Bien sûr, il y en a. Et ils étaient tous les deux en mars 2014 et en février 2022. Ils sont encore disponibles aujourd’hui : fermer le ciel au-dessus de l’Ukraine par les forces de l’OTAN (avec la participation des États-Unis ou sans la participation des États-Unis) ; transfert de types d’armes modernes vers l’Ukraine, y compris des missiles à longue portée ; autorisation des alliés de frapper le territoire ennemi avec ces armes, y compris Moscou ou même à partir de Moscou. Parce que la Russie est un pays d’une ville dans laquelle tout est concentré, et cette ville ne sait toujours pas qu’il y a une guerre contre l’Ukraine, que la Russie a déclenchée. Les habitants de cette ville vont au cinéma et au théâtre, aux expositions et aux concerts, dans les restaurants et les cafés, vont se reposer à l’étranger. Et lorsque vous leur interrogez sur la guerre en Ukraine, ils sont sincèrement surpris et expliquent qu’il n’y a pas de guerre, parce que ce qui se passe en Ukraine n’affecte pas du tout leur vie.

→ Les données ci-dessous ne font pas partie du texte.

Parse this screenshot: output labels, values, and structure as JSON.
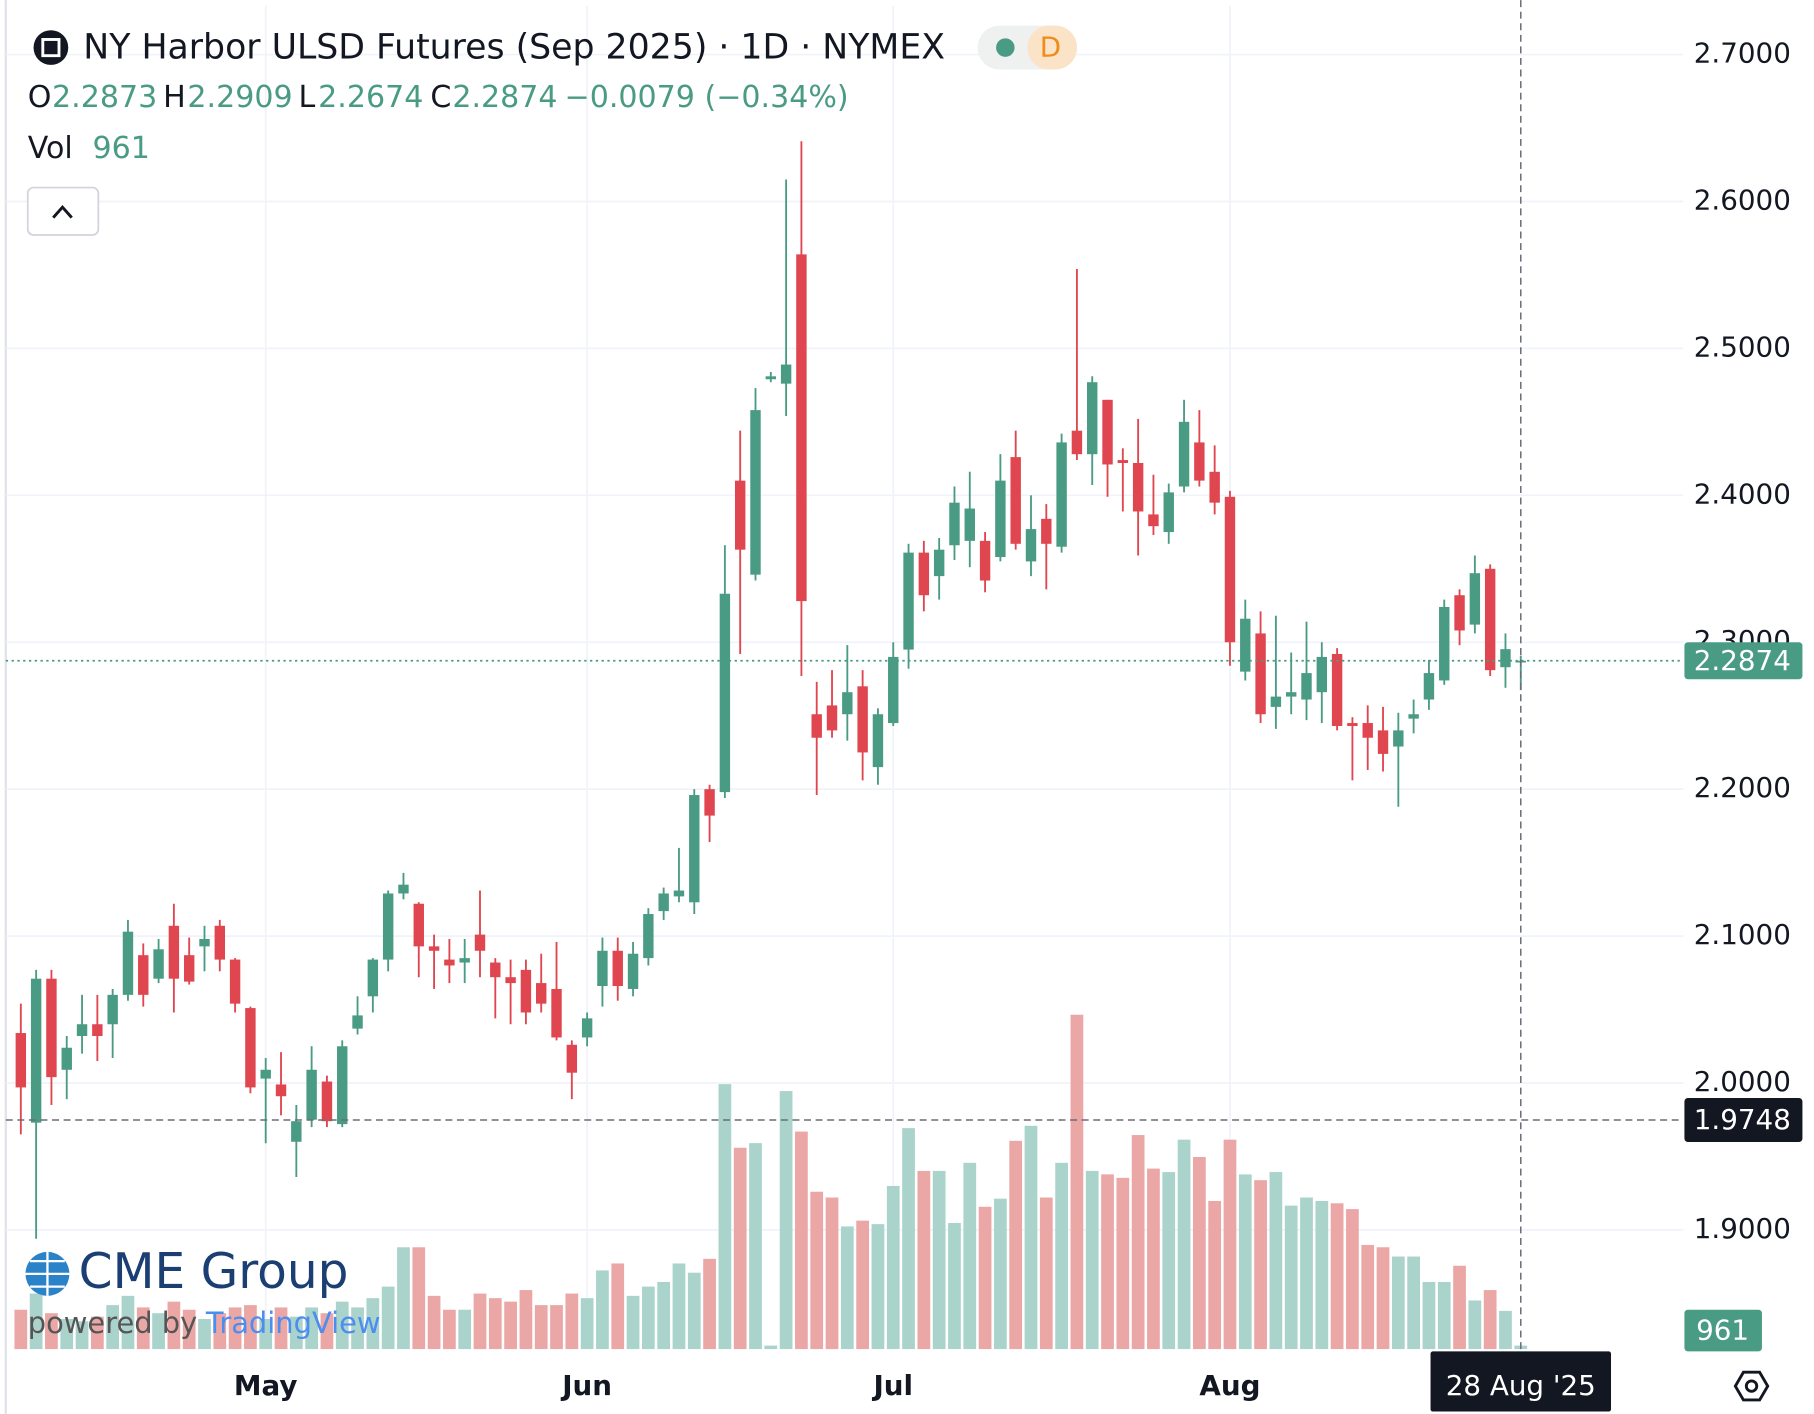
{
  "chart_data": {
    "type": "candlestick",
    "legend": {
      "symbol": "NY Harbor ULSD Futures (Sep 2025) · 1D · NYMEX",
      "interval_badge": "D",
      "o": "O",
      "h": "H",
      "l": "L",
      "c": "C",
      "change": "−0.0079 (−0.34%)",
      "vol": "Vol"
    },
    "branding": {
      "name": "CME Group",
      "powered": "powered by",
      "platform": "TradingView"
    },
    "categories": [
      null,
      null,
      null,
      null,
      null,
      null,
      null,
      null,
      null,
      null,
      null,
      null,
      null,
      null,
      null,
      null,
      "May",
      null,
      null,
      null,
      null,
      null,
      null,
      null,
      null,
      null,
      null,
      null,
      null,
      null,
      null,
      null,
      null,
      null,
      null,
      null,
      null,
      "Jun",
      null,
      null,
      null,
      null,
      null,
      null,
      null,
      null,
      null,
      null,
      null,
      null,
      null,
      null,
      null,
      null,
      null,
      null,
      null,
      "Jul",
      null,
      null,
      null,
      null,
      null,
      null,
      null,
      null,
      null,
      null,
      null,
      null,
      null,
      null,
      null,
      null,
      null,
      null,
      null,
      null,
      null,
      "Aug",
      null,
      null,
      null,
      null,
      null,
      null,
      null,
      null,
      null,
      null,
      null,
      null,
      null,
      null,
      null,
      null,
      null,
      null,
      null
    ],
    "open": [
      2.034,
      1.973,
      2.071,
      2.009,
      2.032,
      2.04,
      2.04,
      2.06,
      2.087,
      2.071,
      2.107,
      2.087,
      2.093,
      2.107,
      2.084,
      2.051,
      2.003,
      1.999,
      1.96,
      1.975,
      2.001,
      1.972,
      2.037,
      2.059,
      2.084,
      2.129,
      2.122,
      2.093,
      2.084,
      2.082,
      2.101,
      2.082,
      2.072,
      2.077,
      2.068,
      2.064,
      2.026,
      2.031,
      2.066,
      2.09,
      2.064,
      2.085,
      2.117,
      2.127,
      2.123,
      2.2,
      2.198,
      2.41,
      2.346,
      2.479,
      2.476,
      2.564,
      2.251,
      2.257,
      2.251,
      2.27,
      2.215,
      2.245,
      2.295,
      2.361,
      2.345,
      2.366,
      2.369,
      2.369,
      2.358,
      2.426,
      2.355,
      2.384,
      2.365,
      2.444,
      2.428,
      2.465,
      2.424,
      2.422,
      2.387,
      2.375,
      2.406,
      2.436,
      2.416,
      2.399,
      2.28,
      2.306,
      2.256,
      2.263,
      2.261,
      2.266,
      2.292,
      2.245,
      2.245,
      2.24,
      2.229,
      2.248,
      2.261,
      2.274,
      2.332,
      2.312,
      2.35,
      2.283,
      2.2873
    ],
    "high": [
      2.054,
      2.077,
      2.077,
      2.032,
      2.06,
      2.06,
      2.064,
      2.111,
      2.095,
      2.098,
      2.122,
      2.099,
      2.107,
      2.111,
      2.085,
      2.052,
      2.017,
      2.021,
      1.985,
      2.025,
      2.005,
      2.029,
      2.059,
      2.085,
      2.131,
      2.143,
      2.123,
      2.101,
      2.098,
      2.098,
      2.131,
      2.085,
      2.084,
      2.084,
      2.088,
      2.096,
      2.029,
      2.048,
      2.099,
      2.099,
      2.096,
      2.119,
      2.133,
      2.16,
      2.2,
      2.203,
      2.366,
      2.444,
      2.473,
      2.484,
      2.615,
      2.641,
      2.273,
      2.281,
      2.298,
      2.281,
      2.255,
      2.3,
      2.367,
      2.369,
      2.371,
      2.406,
      2.416,
      2.375,
      2.428,
      2.444,
      2.4,
      2.394,
      2.442,
      2.554,
      2.481,
      2.465,
      2.432,
      2.452,
      2.414,
      2.408,
      2.465,
      2.458,
      2.434,
      2.403,
      2.329,
      2.321,
      2.318,
      2.293,
      2.314,
      2.3,
      2.296,
      2.249,
      2.257,
      2.256,
      2.252,
      2.261,
      2.288,
      2.329,
      2.336,
      2.359,
      2.353,
      2.306,
      2.2909
    ],
    "low": [
      1.965,
      1.894,
      1.985,
      1.989,
      2.02,
      2.015,
      2.017,
      2.056,
      2.052,
      2.068,
      2.048,
      2.067,
      2.076,
      2.076,
      2.048,
      1.993,
      1.959,
      1.978,
      1.936,
      1.97,
      1.97,
      1.97,
      2.033,
      2.048,
      2.076,
      2.125,
      2.072,
      2.064,
      2.068,
      2.068,
      2.072,
      2.044,
      2.04,
      2.04,
      2.048,
      2.029,
      1.989,
      2.025,
      2.052,
      2.056,
      2.059,
      2.08,
      2.111,
      2.123,
      2.115,
      2.164,
      2.194,
      2.292,
      2.342,
      2.477,
      2.454,
      2.277,
      2.196,
      2.235,
      2.233,
      2.206,
      2.203,
      2.243,
      2.282,
      2.321,
      2.329,
      2.356,
      2.351,
      2.334,
      2.355,
      2.363,
      2.345,
      2.336,
      2.361,
      2.424,
      2.407,
      2.399,
      2.389,
      2.359,
      2.373,
      2.367,
      2.402,
      2.406,
      2.387,
      2.284,
      2.274,
      2.245,
      2.241,
      2.251,
      2.247,
      2.245,
      2.24,
      2.206,
      2.213,
      2.212,
      2.188,
      2.238,
      2.254,
      2.271,
      2.298,
      2.306,
      2.277,
      2.269,
      2.2674
    ],
    "close": [
      1.997,
      2.071,
      2.004,
      2.024,
      2.04,
      2.032,
      2.06,
      2.103,
      2.06,
      2.091,
      2.071,
      2.069,
      2.098,
      2.084,
      2.054,
      1.997,
      2.009,
      1.991,
      1.974,
      2.009,
      1.974,
      2.025,
      2.046,
      2.084,
      2.129,
      2.135,
      2.093,
      2.09,
      2.08,
      2.085,
      2.09,
      2.072,
      2.068,
      2.048,
      2.054,
      2.031,
      2.007,
      2.044,
      2.09,
      2.066,
      2.088,
      2.115,
      2.129,
      2.131,
      2.196,
      2.182,
      2.333,
      2.363,
      2.458,
      2.481,
      2.489,
      2.328,
      2.235,
      2.24,
      2.266,
      2.225,
      2.251,
      2.29,
      2.361,
      2.332,
      2.363,
      2.395,
      2.391,
      2.342,
      2.41,
      2.367,
      2.377,
      2.367,
      2.436,
      2.428,
      2.477,
      2.421,
      2.422,
      2.389,
      2.379,
      2.402,
      2.45,
      2.41,
      2.395,
      2.3,
      2.316,
      2.251,
      2.263,
      2.266,
      2.279,
      2.29,
      2.243,
      2.243,
      2.235,
      2.224,
      2.24,
      2.251,
      2.279,
      2.324,
      2.308,
      2.347,
      2.281,
      2.2953,
      2.2874
    ],
    "volume": [
      10880,
      15360,
      9920,
      8320,
      7680,
      8960,
      12160,
      14720,
      11520,
      9920,
      13120,
      10880,
      8320,
      9920,
      11520,
      12160,
      8320,
      11520,
      8960,
      11520,
      9920,
      13120,
      11520,
      14080,
      17280,
      28160,
      28160,
      14720,
      10880,
      10880,
      15360,
      14080,
      13120,
      16320,
      12160,
      12160,
      15360,
      14080,
      21760,
      23680,
      14720,
      17280,
      18560,
      23680,
      21120,
      24960,
      73280,
      55680,
      56960,
      960,
      71360,
      60160,
      43520,
      41920,
      33920,
      35520,
      34560,
      45120,
      61120,
      49280,
      49280,
      34880,
      51520,
      39360,
      41600,
      57600,
      61760,
      41920,
      51520,
      92480,
      49280,
      48320,
      47360,
      59200,
      49920,
      48960,
      57920,
      53120,
      40960,
      57920,
      48320,
      46720,
      48960,
      39680,
      41920,
      40960,
      40320,
      38720,
      28800,
      28160,
      25600,
      25600,
      18560,
      18560,
      23040,
      13440,
      16320,
      10560,
      961
    ],
    "ylim": [
      1.8189,
      2.7331
    ],
    "yticks": [
      {
        "value": 1.9,
        "label": "1.9000"
      },
      {
        "value": 2.0,
        "label": "2.0000"
      },
      {
        "value": 2.1,
        "label": "2.1000"
      },
      {
        "value": 2.2,
        "label": "2.2000"
      },
      {
        "value": 2.3,
        "label": "2.3000"
      },
      {
        "value": 2.4,
        "label": "2.4000"
      },
      {
        "value": 2.5,
        "label": "2.5000"
      },
      {
        "value": 2.6,
        "label": "2.6000"
      },
      {
        "value": 2.7,
        "label": "2.7000"
      }
    ],
    "volume_ylim": [
      0,
      371520
    ],
    "grid": true,
    "up_color": "#4a9b84",
    "down_color": "#e0464f",
    "volume_up_color": "#a9d3cb",
    "volume_down_color": "#eba6a6",
    "crosshair": {
      "price": {
        "value": 1.9748,
        "label": "1.9748"
      },
      "x_label": "28 Aug '25"
    }
  }
}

Il n’y a pas d’autre scénario pour la fin de cette guerre.

C’est le moment de poser une question sur les termes. Le nouveau chancelier allemand Friedrich Merz a récemment prononcé une phrase que nous attendons tous depuis longtemps, et que le nouveau dirigeant de l’Allemagne aurait pu et aurait dû dire à un moment donné : « L’Allemagne est de retour ». Mais pour que cette phrase en Europe semble économe, pas menaçante, il devait s’écouler 80 ans depuis la défaite de l’Allemagne pendant la Seconde Guerre mondiale. 80 ans, au cours desquels l’Allemagne s’est repentie et se repent de ses crimes contre l’humanité.

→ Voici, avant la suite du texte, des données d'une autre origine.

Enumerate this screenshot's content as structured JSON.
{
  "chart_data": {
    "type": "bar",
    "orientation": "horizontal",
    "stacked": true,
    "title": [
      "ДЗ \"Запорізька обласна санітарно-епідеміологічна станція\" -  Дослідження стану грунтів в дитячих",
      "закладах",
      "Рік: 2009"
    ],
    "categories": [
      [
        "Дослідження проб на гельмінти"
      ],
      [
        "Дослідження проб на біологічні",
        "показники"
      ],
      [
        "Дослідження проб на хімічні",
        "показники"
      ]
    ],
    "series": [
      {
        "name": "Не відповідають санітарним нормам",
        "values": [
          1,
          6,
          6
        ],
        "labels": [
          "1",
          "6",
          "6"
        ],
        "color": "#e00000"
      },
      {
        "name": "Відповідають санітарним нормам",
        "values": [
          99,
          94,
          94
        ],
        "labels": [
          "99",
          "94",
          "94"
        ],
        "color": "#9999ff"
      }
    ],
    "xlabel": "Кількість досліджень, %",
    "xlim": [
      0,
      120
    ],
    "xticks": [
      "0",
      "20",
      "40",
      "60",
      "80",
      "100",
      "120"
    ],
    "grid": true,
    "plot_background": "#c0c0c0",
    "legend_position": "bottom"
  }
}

Je suis sûr que la Russie puisse avoir un avenir si elle abandonne l’agression et les ambitions impériales pour toujours, et reconnaît qu’elle n’est qu’un grand pays riche en minéraux, et que son peuple est un peuple ordinaire, pas exceptionnel et pas grand. Mais cet avenir viendra à la Russie 80 ans après la fin de la guerre russo-ukrainienne (ou russo-européenne) ; après que la Russie se soit repentie des crimes qu’elle a commis contre ses voisins ; après le décès des derniers participants et témoins oculaires de la dernière guerre. C’est ainsi que fonctionne la mémoire humaine. Ne l’empêchons pas de se souvenir et de ne pas pardonner.